Included are an eyewitness account of that first meeting between Lennon and McCartney, the inside story of how Ringo replaced Pete Best, an exploration of the brilliant but troubled soul of manager Brian Epstein, and the real scoop on their disastrous first visit to Germany and the death of Stu Sutcliffe.
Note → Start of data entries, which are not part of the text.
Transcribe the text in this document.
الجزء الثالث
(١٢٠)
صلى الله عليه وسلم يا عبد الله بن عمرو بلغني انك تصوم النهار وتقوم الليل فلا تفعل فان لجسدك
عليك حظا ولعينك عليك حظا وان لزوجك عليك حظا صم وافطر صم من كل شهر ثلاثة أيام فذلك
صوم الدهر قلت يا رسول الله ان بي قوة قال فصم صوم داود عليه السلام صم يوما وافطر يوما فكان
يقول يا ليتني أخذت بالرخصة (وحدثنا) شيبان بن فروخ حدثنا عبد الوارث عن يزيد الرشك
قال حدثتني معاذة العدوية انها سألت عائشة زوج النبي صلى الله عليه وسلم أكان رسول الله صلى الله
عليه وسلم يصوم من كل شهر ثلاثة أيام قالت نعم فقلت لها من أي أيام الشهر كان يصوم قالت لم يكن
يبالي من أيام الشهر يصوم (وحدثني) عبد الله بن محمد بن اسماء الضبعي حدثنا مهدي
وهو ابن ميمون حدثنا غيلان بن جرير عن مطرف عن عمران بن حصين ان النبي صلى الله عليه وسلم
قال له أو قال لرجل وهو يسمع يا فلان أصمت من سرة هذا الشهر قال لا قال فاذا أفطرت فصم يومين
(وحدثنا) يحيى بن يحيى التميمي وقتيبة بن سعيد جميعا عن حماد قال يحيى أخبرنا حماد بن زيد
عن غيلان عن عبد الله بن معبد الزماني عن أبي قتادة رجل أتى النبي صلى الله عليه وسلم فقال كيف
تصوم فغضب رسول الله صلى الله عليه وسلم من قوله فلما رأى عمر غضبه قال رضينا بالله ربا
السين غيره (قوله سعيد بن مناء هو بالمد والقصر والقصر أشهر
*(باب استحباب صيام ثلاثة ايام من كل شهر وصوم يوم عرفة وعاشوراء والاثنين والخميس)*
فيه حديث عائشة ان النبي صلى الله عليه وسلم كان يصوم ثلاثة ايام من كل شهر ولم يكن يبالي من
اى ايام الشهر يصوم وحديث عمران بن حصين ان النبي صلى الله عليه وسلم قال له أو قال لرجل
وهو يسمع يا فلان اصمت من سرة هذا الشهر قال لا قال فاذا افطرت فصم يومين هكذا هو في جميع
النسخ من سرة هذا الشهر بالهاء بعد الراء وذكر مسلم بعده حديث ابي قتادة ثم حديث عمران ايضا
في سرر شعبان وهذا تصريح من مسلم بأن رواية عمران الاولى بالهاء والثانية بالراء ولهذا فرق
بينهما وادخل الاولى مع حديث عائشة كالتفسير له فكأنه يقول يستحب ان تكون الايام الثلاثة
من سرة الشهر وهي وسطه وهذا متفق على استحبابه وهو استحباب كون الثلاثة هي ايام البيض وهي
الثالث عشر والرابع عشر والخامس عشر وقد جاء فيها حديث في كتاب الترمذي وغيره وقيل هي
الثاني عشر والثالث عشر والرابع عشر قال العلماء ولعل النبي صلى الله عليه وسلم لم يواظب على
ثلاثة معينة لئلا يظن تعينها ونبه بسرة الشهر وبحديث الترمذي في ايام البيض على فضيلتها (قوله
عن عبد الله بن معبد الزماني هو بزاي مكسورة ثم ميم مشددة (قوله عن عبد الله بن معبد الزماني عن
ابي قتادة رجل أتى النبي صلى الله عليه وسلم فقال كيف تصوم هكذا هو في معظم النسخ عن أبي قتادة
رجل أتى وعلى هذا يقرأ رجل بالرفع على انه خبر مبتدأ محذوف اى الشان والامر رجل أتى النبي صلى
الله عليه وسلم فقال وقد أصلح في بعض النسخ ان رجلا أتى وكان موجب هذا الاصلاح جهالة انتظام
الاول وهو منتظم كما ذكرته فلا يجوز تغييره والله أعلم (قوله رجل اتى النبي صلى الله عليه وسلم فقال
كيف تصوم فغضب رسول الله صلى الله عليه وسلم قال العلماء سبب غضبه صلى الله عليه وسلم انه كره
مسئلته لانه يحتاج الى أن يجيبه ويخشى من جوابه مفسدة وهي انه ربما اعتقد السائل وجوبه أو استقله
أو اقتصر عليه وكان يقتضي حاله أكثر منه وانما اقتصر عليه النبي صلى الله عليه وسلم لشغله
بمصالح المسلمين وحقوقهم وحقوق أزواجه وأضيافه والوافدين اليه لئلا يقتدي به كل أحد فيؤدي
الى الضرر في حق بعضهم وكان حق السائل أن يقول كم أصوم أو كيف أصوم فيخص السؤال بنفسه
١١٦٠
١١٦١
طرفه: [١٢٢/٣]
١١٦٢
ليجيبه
With an eye for life in Liverpool during the 50's and 60's and over 65 eyewitness accounts from those closest to the Beatles, Larry Kane brings to life the evolution of the group that changed music forever.
PUBLISHERS WEEKLY
Kane (Ticket to Ride), a longtime Philadelphia journalist and author who covered the Beatles' first tour in the U.S. in 1964 and subsequent tours, works by mosaic in piecing together the shards of "the boys' " early stories in Liverpool, now fairly familiar: John, the smoking, dreaming milkman, raised mostly by his indomitable Aunt Mimi, sneaked out to the neighboring orphanage Strawberry Field for a dose of gritty reality; Paul, shattered by his mother's early death from breast cancer, traded the trumpet his father gave him for an acoustic guitar; George, the so-called quiet Beatle, was in fact the stronger songwriter early on but was "shoved into the background" by team Lennon-McCarthy; and Richie Starkey, aka Ringo, hailing from the toughest neighborhood in Liverpool, son of a divorced mother, cut his drummer's teeth with Rory Storm and the Hurricanes. Self-promoting Lane tracks the musical inspirations that led to the definitive formation of the Lennon-organized Quarrymen, such as Lonnie Donegan, the band's first gigs in Liverpool, the mysterious death of Stuart Sutcliffe, the firing of Pete Best, the playing of "Love Me Do" in Hamburg, and the honing of their look from black leather jackets to futuristic suits and ties. Many roiling, conflicting voices are brought together in a creative mishmash here.